Elizabeth Scripturient (the delinquent, ecumenical (hermionesviolin) wrote,
Elizabeth Scripturient (the delinquent, ecumenical
hermionesviolin

Potential 4th course for next semester.

[Votes or other thoughts are welcome. You have until 8am Eastern Time, Monday, April 14, 2003.]

ARH 101 (Frazer Ward) MW 9-10:20
Approaching the Body
The art, architecture and popular culture of different societies and historical periods have fantasized, described, implied, performed, repressed, even banished the human body, in widely divergent ways. What do these different approaches tell us, about the body itself, and about the artistic, historical and cultural contexts in which it emerges? Focusing on a series of case studies drawn from a range of contexts, from the medieval to the contemporary, and seeking appropriate methods of visual analysis, we will listen to what the body has to tell us.

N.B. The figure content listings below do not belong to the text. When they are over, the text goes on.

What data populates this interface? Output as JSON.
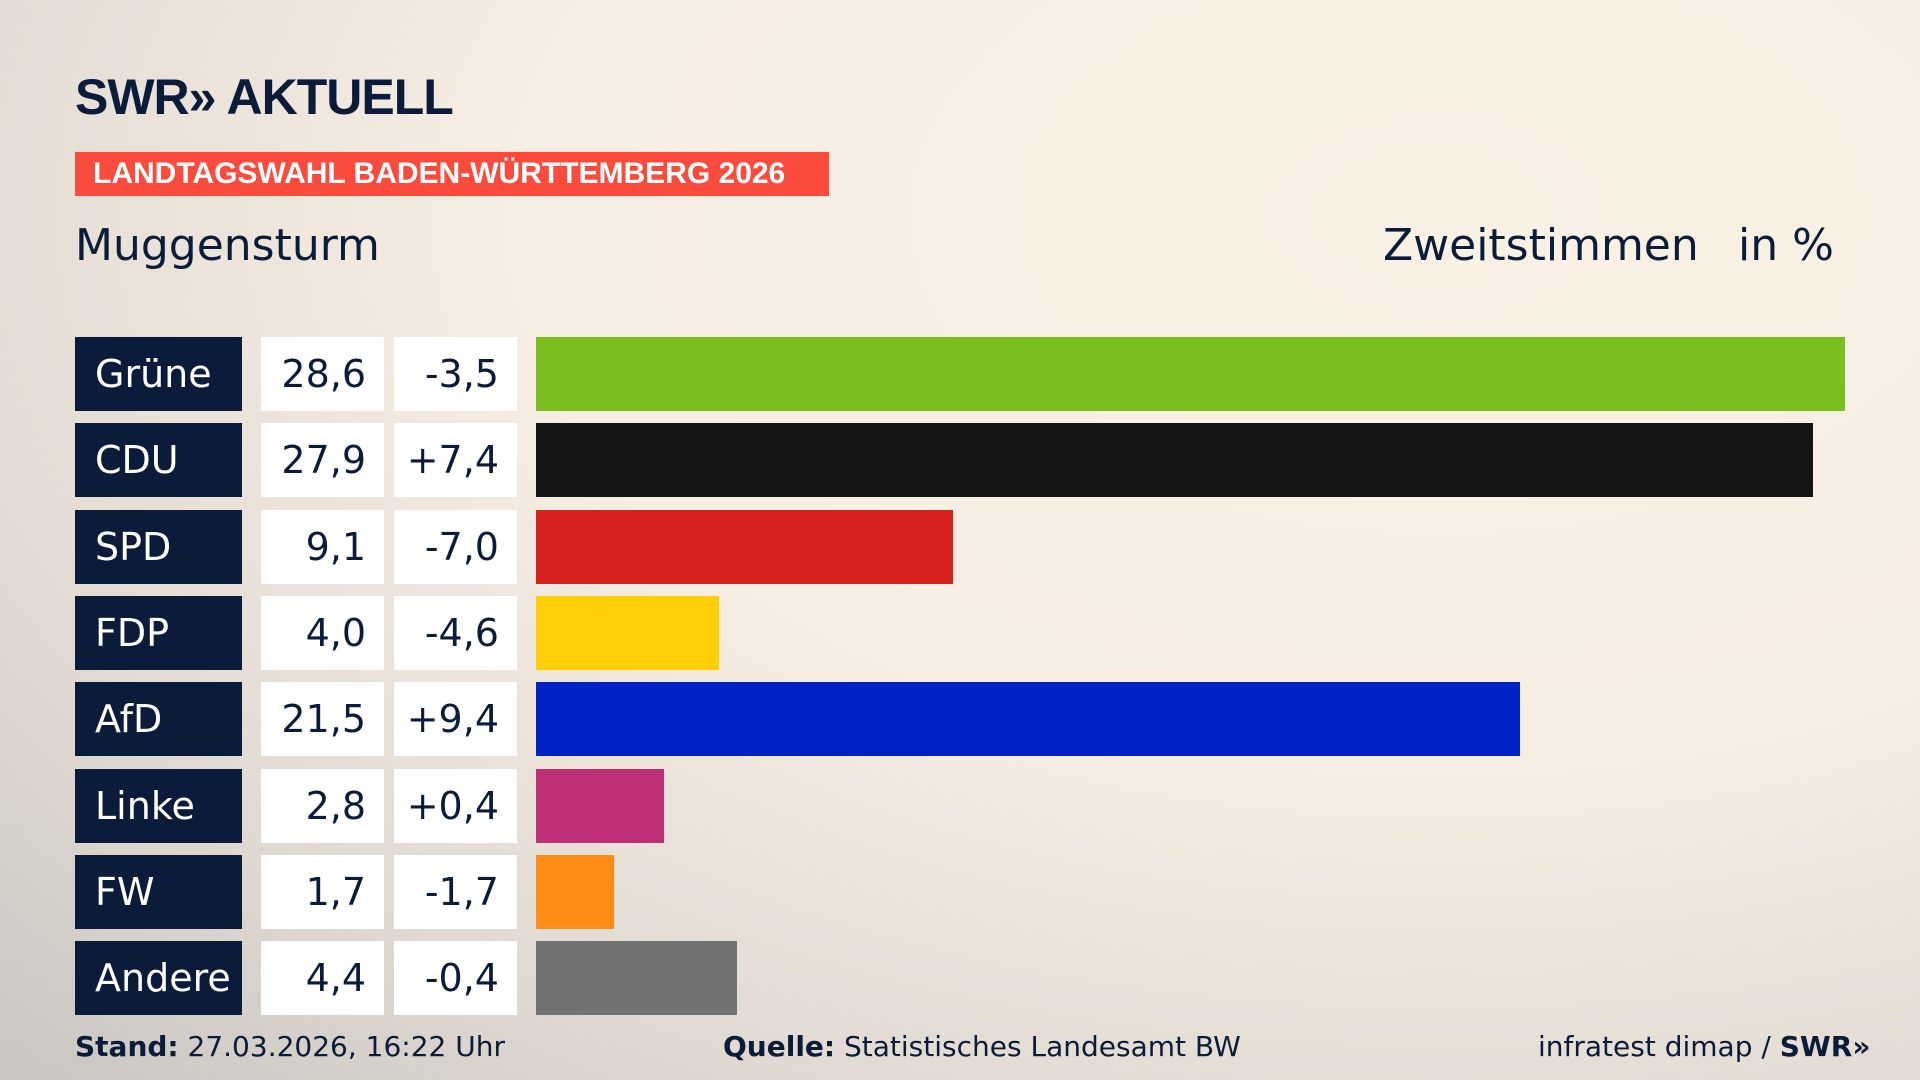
{
  "header": {
    "logo": "SWR» AKTUELL",
    "banner": "LANDTAGSWAHL BADEN-WÜRTTEMBERG 2026",
    "place": "Muggensturm",
    "vote_type": "Zweitstimmen",
    "unit": "in %"
  },
  "chart_data": {
    "type": "bar",
    "orientation": "horizontal",
    "xlim": [
      0,
      28.6
    ],
    "categories": [
      "Grüne",
      "CDU",
      "SPD",
      "FDP",
      "AfD",
      "Linke",
      "FW",
      "Andere"
    ],
    "values": [
      28.6,
      27.9,
      9.1,
      4.0,
      21.5,
      2.8,
      1.7,
      4.4
    ],
    "value_labels": [
      "28,6",
      "27,9",
      "9,1",
      "4,0",
      "21,5",
      "2,8",
      "1,7",
      "4,4"
    ],
    "diff_labels": [
      "-3,5",
      "+7,4",
      "-7,0",
      "-4,6",
      "+9,4",
      "+0,4",
      "-1,7",
      "-0,4"
    ],
    "colors": [
      "#7abd1e",
      "#141414",
      "#d9211f",
      "#ffcf0a",
      "#0021c6",
      "#be3075",
      "#ff8c17",
      "#727272"
    ]
  },
  "footer": {
    "stand_label": "Stand:",
    "stand_value": "27.03.2026, 16:22 Uhr",
    "source_label": "Quelle:",
    "source_value": "Statistisches Landesamt BW",
    "credit": "infratest dimap / ",
    "credit_logo": "SWR»"
  }
}
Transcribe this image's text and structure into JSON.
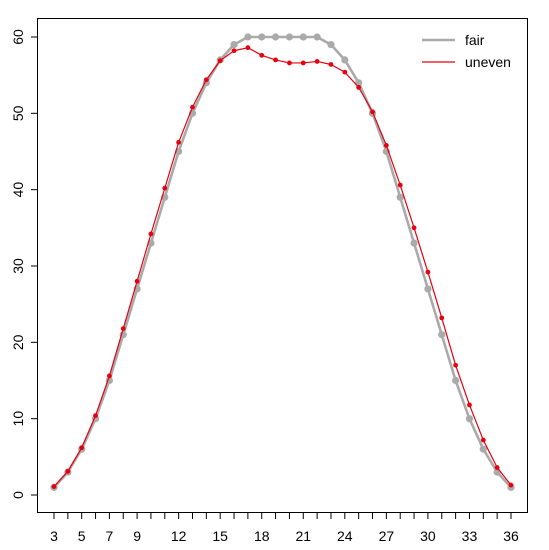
{
  "chart_data": {
    "type": "line",
    "title": "",
    "xlabel": "",
    "ylabel": "",
    "x": [
      3,
      4,
      5,
      6,
      7,
      8,
      9,
      10,
      11,
      12,
      13,
      14,
      15,
      16,
      17,
      18,
      19,
      20,
      21,
      22,
      23,
      24,
      25,
      26,
      27,
      28,
      29,
      30,
      31,
      32,
      33,
      34,
      35,
      36
    ],
    "xlim": [
      3,
      36
    ],
    "ylim": [
      0,
      60
    ],
    "x_ticks": [
      "3",
      "5",
      "7",
      "9",
      "12",
      "15",
      "18",
      "21",
      "24",
      "27",
      "30",
      "33",
      "36"
    ],
    "x_tick_positions": [
      3,
      4,
      5,
      6,
      7,
      8,
      9,
      10,
      11,
      12,
      13,
      14,
      15,
      16,
      17,
      18,
      19,
      20,
      21,
      22,
      23,
      24,
      25,
      26,
      27,
      28,
      29,
      30,
      31,
      32,
      33,
      34,
      35,
      36
    ],
    "x_tick_labels_shown": {
      "3": "3",
      "5": "5",
      "7": "7",
      "9": "9",
      "12": "12",
      "15": "15",
      "18": "18",
      "21": "21",
      "24": "24",
      "27": "27",
      "30": "30",
      "33": "33",
      "36": "36"
    },
    "y_ticks": [
      "0",
      "10",
      "20",
      "30",
      "40",
      "50",
      "60"
    ],
    "legend_position": "top-right",
    "grid": false,
    "series": [
      {
        "name": "fair",
        "color": "#aaaaaa",
        "values": [
          1,
          3,
          6,
          10,
          15,
          21,
          27,
          33,
          39,
          45,
          50,
          54,
          57,
          59,
          60,
          60,
          60,
          60,
          60,
          60,
          59,
          57,
          54,
          50,
          45,
          39,
          33,
          27,
          21,
          15,
          10,
          6,
          3,
          1
        ]
      },
      {
        "name": "uneven",
        "color": "#e8000e",
        "values": [
          1.1,
          3.1,
          6.2,
          10.4,
          15.6,
          21.8,
          28.0,
          34.2,
          40.2,
          46.2,
          50.8,
          54.4,
          56.9,
          58.2,
          58.6,
          57.6,
          57.0,
          56.6,
          56.6,
          56.8,
          56.4,
          55.4,
          53.4,
          50.2,
          45.8,
          40.6,
          35.0,
          29.2,
          23.2,
          17.0,
          11.8,
          7.2,
          3.6,
          1.3
        ]
      }
    ]
  }
}
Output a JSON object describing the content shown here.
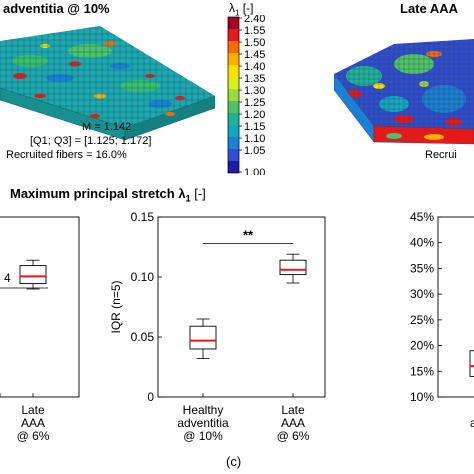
{
  "top": {
    "left_title": "adventitia @ 10%",
    "right_title": "Late AAA",
    "right_recruited": "Recrui",
    "stats": {
      "median": "M = 1.142",
      "quartiles": "[Q1; Q3] = [1.125; 1.172]",
      "recruited": "Recruited fibers = 16.0%"
    }
  },
  "colorbar": {
    "label": "λ",
    "label_sub": "1",
    "label_unit": "[-]",
    "ticks": [
      "2.40",
      "1.55",
      "1.50",
      "1.45",
      "1.40",
      "1.35",
      "1.30",
      "1.25",
      "1.20",
      "1.15",
      "1.10",
      "1.05",
      "1.00"
    ],
    "colors": [
      "#a50026",
      "#e31a1c",
      "#fb6a00",
      "#fdae00",
      "#fde000",
      "#d9f020",
      "#9bdc3c",
      "#4ec36b",
      "#1fb39a",
      "#12a7c2",
      "#1b7fd6",
      "#2f4fd0",
      "#1c1ca8"
    ]
  },
  "section_title": {
    "text": "Maximum principal stretch λ",
    "sub": "1",
    "unit": "[-]"
  },
  "panel_label": "(c)",
  "chart_data": [
    {
      "type": "box",
      "panel": "left-partial",
      "categories": [
        "",
        "Late AAA @ 6%"
      ],
      "category_lines": [
        [],
        [
          "Late",
          "AAA",
          "@ 6%"
        ]
      ],
      "annotation": "4",
      "boxes": [
        {
          "category": "Late AAA @ 6%",
          "q1": 0.63,
          "median": 0.67,
          "q3": 0.73,
          "min": 0.6,
          "max": 0.76
        }
      ],
      "ylim": [
        0,
        1
      ]
    },
    {
      "type": "box",
      "panel": "middle",
      "ylabel": "IQR (n=5)",
      "ylim": [
        0,
        0.15
      ],
      "yticks": [
        0,
        0.05,
        0.1,
        0.15
      ],
      "ytick_labels": [
        "0",
        "0.05",
        "0.10",
        "0.15"
      ],
      "categories": [
        "Healthy adventitia @ 10%",
        "Late AAA @ 6%"
      ],
      "category_lines": [
        [
          "Healthy",
          "adventitia",
          "@ 10%"
        ],
        [
          "Late",
          "AAA",
          "@ 6%"
        ]
      ],
      "boxes": [
        {
          "category": "Healthy adventitia @ 10%",
          "min": 0.032,
          "q1": 0.04,
          "median": 0.047,
          "q3": 0.059,
          "max": 0.065
        },
        {
          "category": "Late AAA @ 6%",
          "min": 0.095,
          "q1": 0.102,
          "median": 0.106,
          "q3": 0.114,
          "max": 0.119
        }
      ],
      "significance": {
        "label": "**",
        "y": 0.128
      }
    },
    {
      "type": "box",
      "panel": "right-partial",
      "ylim": [
        0.1,
        0.45
      ],
      "yticks": [
        0.1,
        0.15,
        0.2,
        0.25,
        0.3,
        0.35,
        0.4,
        0.45
      ],
      "ytick_labels": [
        "10%",
        "15%",
        "20%",
        "25%",
        "30%",
        "35%",
        "40%",
        "45%"
      ],
      "categories": [
        "Healthy adventitia"
      ],
      "category_lines": [
        [
          "He",
          "adve",
          "@"
        ]
      ],
      "boxes": [
        {
          "category": "Healthy adventitia",
          "min": 0.13,
          "q1": 0.14,
          "median": 0.16,
          "q3": 0.19,
          "max": 0.21
        }
      ]
    }
  ]
}
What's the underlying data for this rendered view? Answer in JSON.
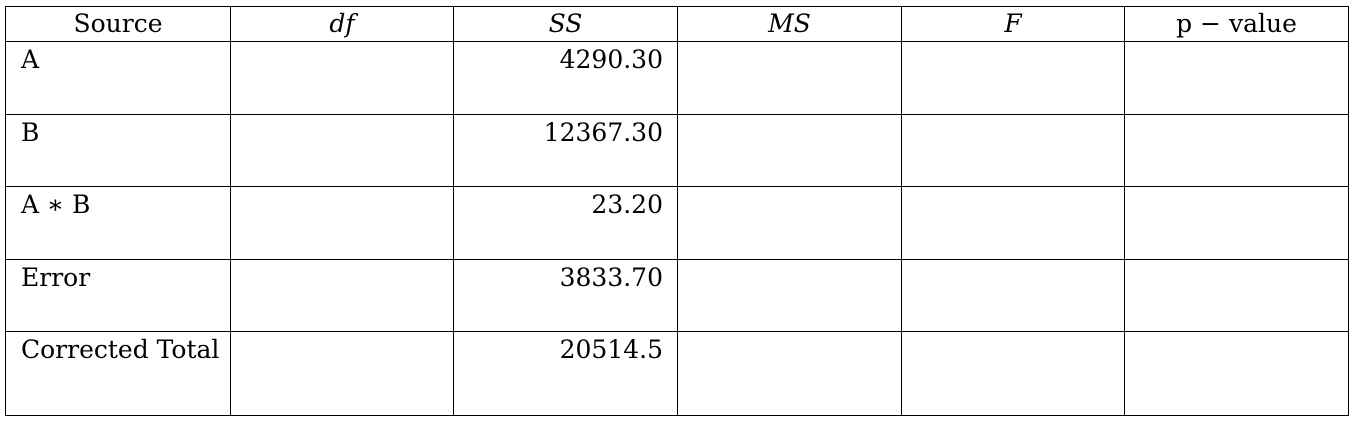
{
  "table": {
    "headers": [
      "Source",
      "df",
      "SS",
      "MS",
      "F",
      "p − value"
    ],
    "rows": [
      {
        "source": "A",
        "df": "",
        "ss": "4290.30",
        "ms": "",
        "f": "",
        "p": ""
      },
      {
        "source": "B",
        "df": "",
        "ss": "12367.30",
        "ms": "",
        "f": "",
        "p": ""
      },
      {
        "source": "A ∗ B",
        "df": "",
        "ss": "23.20",
        "ms": "",
        "f": "",
        "p": ""
      },
      {
        "source": "Error",
        "df": "",
        "ss": "3833.70",
        "ms": "",
        "f": "",
        "p": ""
      },
      {
        "source": "Corrected Total",
        "df": "",
        "ss": "20514.5",
        "ms": "",
        "f": "",
        "p": ""
      }
    ]
  }
}
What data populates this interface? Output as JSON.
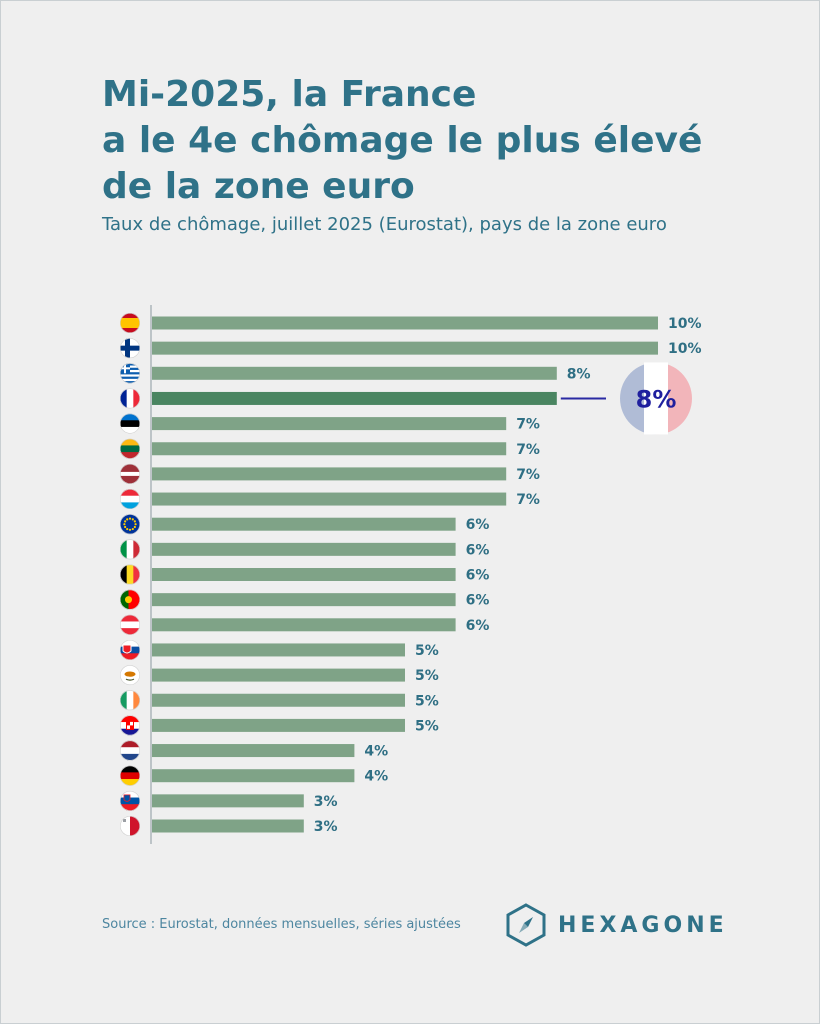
{
  "title_lines": [
    "Mi-2025, la France",
    "a le 4e chômage le plus élevé",
    "de la zone euro"
  ],
  "subtitle": "Taux de chômage, juillet 2025 (Eurostat), pays de la zone euro",
  "source": "Source : Eurostat, données mensuelles, séries ajustées",
  "brand": "HEXAGONE",
  "colors": {
    "title": "#2f7288",
    "bar": "#7fa387",
    "bar_highlight": "#4a8561",
    "value_label": "#2f6f84",
    "callout_text": "#1f1f9e",
    "callout_left": "#b0bcd6",
    "callout_right": "#f2b5ba"
  },
  "chart_data": {
    "type": "bar",
    "orientation": "horizontal",
    "xlim": [
      0,
      10
    ],
    "grid": false,
    "highlight": "france",
    "callout": {
      "target": "france",
      "label": "8%"
    },
    "bars": [
      {
        "country": "spain",
        "flag": "spain-flag-icon",
        "value": 10,
        "label": "10%"
      },
      {
        "country": "finland",
        "flag": "finland-flag-icon",
        "value": 10,
        "label": "10%"
      },
      {
        "country": "greece",
        "flag": "greece-flag-icon",
        "value": 8,
        "label": "8%"
      },
      {
        "country": "france",
        "flag": "france-flag-icon",
        "value": 8,
        "label": ""
      },
      {
        "country": "estonia",
        "flag": "estonia-flag-icon",
        "value": 7,
        "label": "7%"
      },
      {
        "country": "lithuania",
        "flag": "lithuania-flag-icon",
        "value": 7,
        "label": "7%"
      },
      {
        "country": "latvia",
        "flag": "latvia-flag-icon",
        "value": 7,
        "label": "7%"
      },
      {
        "country": "luxembourg",
        "flag": "luxembourg-flag-icon",
        "value": 7,
        "label": "7%"
      },
      {
        "country": "euro-area",
        "flag": "eu-flag-icon",
        "value": 6,
        "label": "6%"
      },
      {
        "country": "italy",
        "flag": "italy-flag-icon",
        "value": 6,
        "label": "6%"
      },
      {
        "country": "belgium",
        "flag": "belgium-flag-icon",
        "value": 6,
        "label": "6%"
      },
      {
        "country": "portugal",
        "flag": "portugal-flag-icon",
        "value": 6,
        "label": "6%"
      },
      {
        "country": "austria",
        "flag": "austria-flag-icon",
        "value": 6,
        "label": "6%"
      },
      {
        "country": "slovakia",
        "flag": "slovakia-flag-icon",
        "value": 5,
        "label": "5%"
      },
      {
        "country": "cyprus",
        "flag": "cyprus-flag-icon",
        "value": 5,
        "label": "5%"
      },
      {
        "country": "ireland",
        "flag": "ireland-flag-icon",
        "value": 5,
        "label": "5%"
      },
      {
        "country": "croatia",
        "flag": "croatia-flag-icon",
        "value": 5,
        "label": "5%"
      },
      {
        "country": "netherlands",
        "flag": "netherlands-flag-icon",
        "value": 4,
        "label": "4%"
      },
      {
        "country": "germany",
        "flag": "germany-flag-icon",
        "value": 4,
        "label": "4%"
      },
      {
        "country": "slovenia",
        "flag": "slovenia-flag-icon",
        "value": 3,
        "label": "3%"
      },
      {
        "country": "malta",
        "flag": "malta-flag-icon",
        "value": 3,
        "label": "3%"
      }
    ]
  }
}
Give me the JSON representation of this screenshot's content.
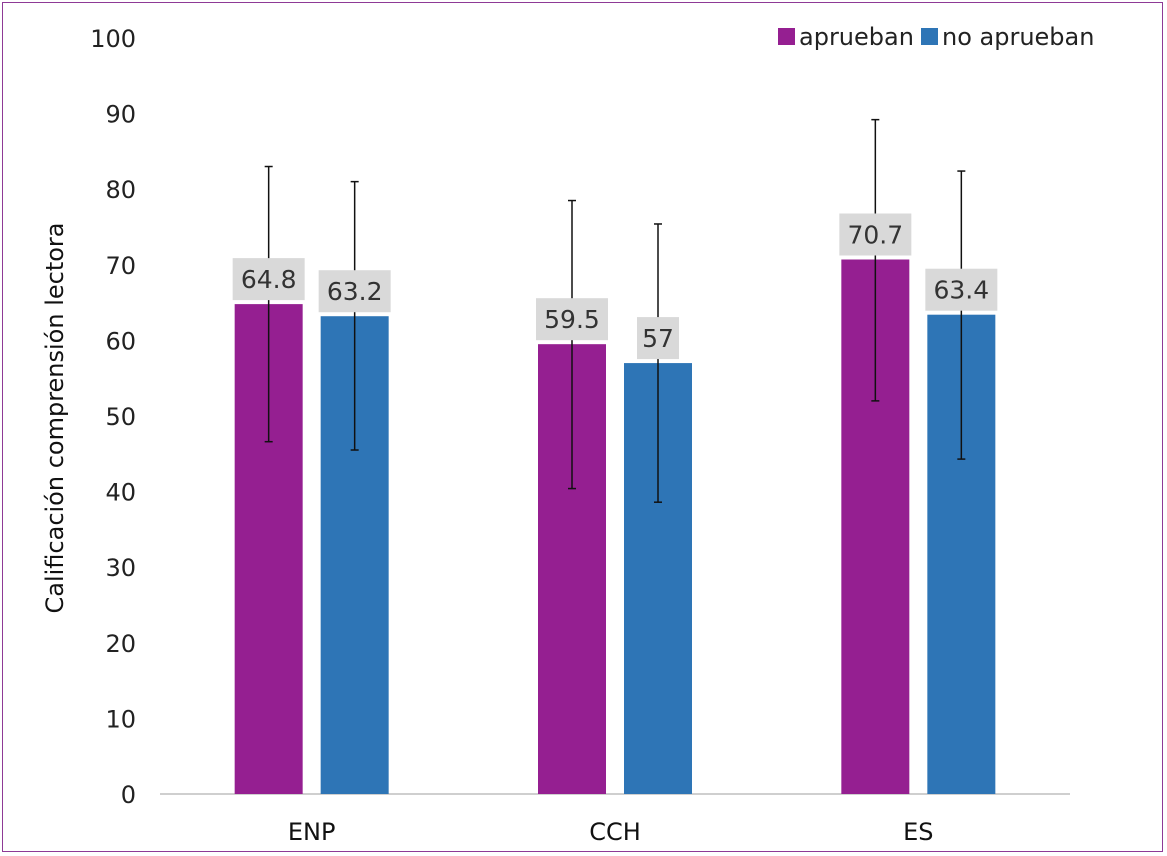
{
  "chart_data": {
    "type": "bar",
    "categories": [
      "ENP",
      "CCH",
      "ES"
    ],
    "series": [
      {
        "name": "aprueban",
        "color": "#951f91",
        "values": [
          64.8,
          59.5,
          70.7
        ],
        "error_low": [
          46.6,
          40.4,
          52.0
        ],
        "error_high": [
          83.0,
          78.5,
          89.2
        ]
      },
      {
        "name": "no aprueban",
        "color": "#2e75b6",
        "values": [
          63.2,
          57,
          63.4
        ],
        "error_low": [
          45.5,
          38.6,
          44.3
        ],
        "error_high": [
          81.0,
          75.4,
          82.4
        ]
      }
    ],
    "data_labels": [
      [
        "64.8",
        "59.5",
        "70.7"
      ],
      [
        "63.2",
        "57",
        "63.4"
      ]
    ],
    "ylabel": "Calificación comprensión lectora",
    "ylim": [
      0,
      100
    ],
    "yticks": [
      "0",
      "10",
      "20",
      "30",
      "40",
      "50",
      "60",
      "70",
      "80",
      "90",
      "100"
    ],
    "grid": false,
    "legend_position": "top-right"
  }
}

CLT 229 (Ann Jones) MW 9-10:20
The Renaissance Gender Debate
In "La Querelle des Femmes" medieval and Renaissance writers (1350-1650) took on misogynist ideas from the ancient world and early Christianity: woman as failed man, irrational animal, fallen Eve. Writers debated women's sexuality (insatiable or purer then men's?), marriage (the hell of nagging wives or the highest Christian state?), women's souls (nonexistent or subtler than men's?), female education (a waste of time or a social necessity?). Brief study of the social and cultural changes fuelling the polemic; analysis of the many literary forms it took, from Chaucer's Wife of Bath to Shakespeare's Taming of the Shrew, women scholars' dialogues such as Moderata Forte's The Worth of Women, and pamphlets from the popular press. Some attention to the battle of the sexes in the visual arts. Recommended: a previous course in classics, medieval or Renaissance studies or women's studies.

ECO 150 (Lewis Davis) MWF 9-9:50
Introductory Microeconomics
How and how well do markets work? What should government do in a market economy? How do markets set prices, determine what will be produced, and decide who will get the goods? We consider important economic issues including preserving the environment, free trade, taxation, (de)regulation, and poverty.

ECO 153 (Randall Bartlett) MWF 9-9:50
Introductory Macroeconomics
An examination of current macroeconomic policy issues, including the short and long-run effects of budget deficits and surpluses, the determinants of economic growth, causes and effects of inflation, and the effects of high trade deficits. The course will focus on what, if any, government (monetary and fiscal) policies should be pursued in order to achieve low inflation, full employment, high economic growth, and rising real wages.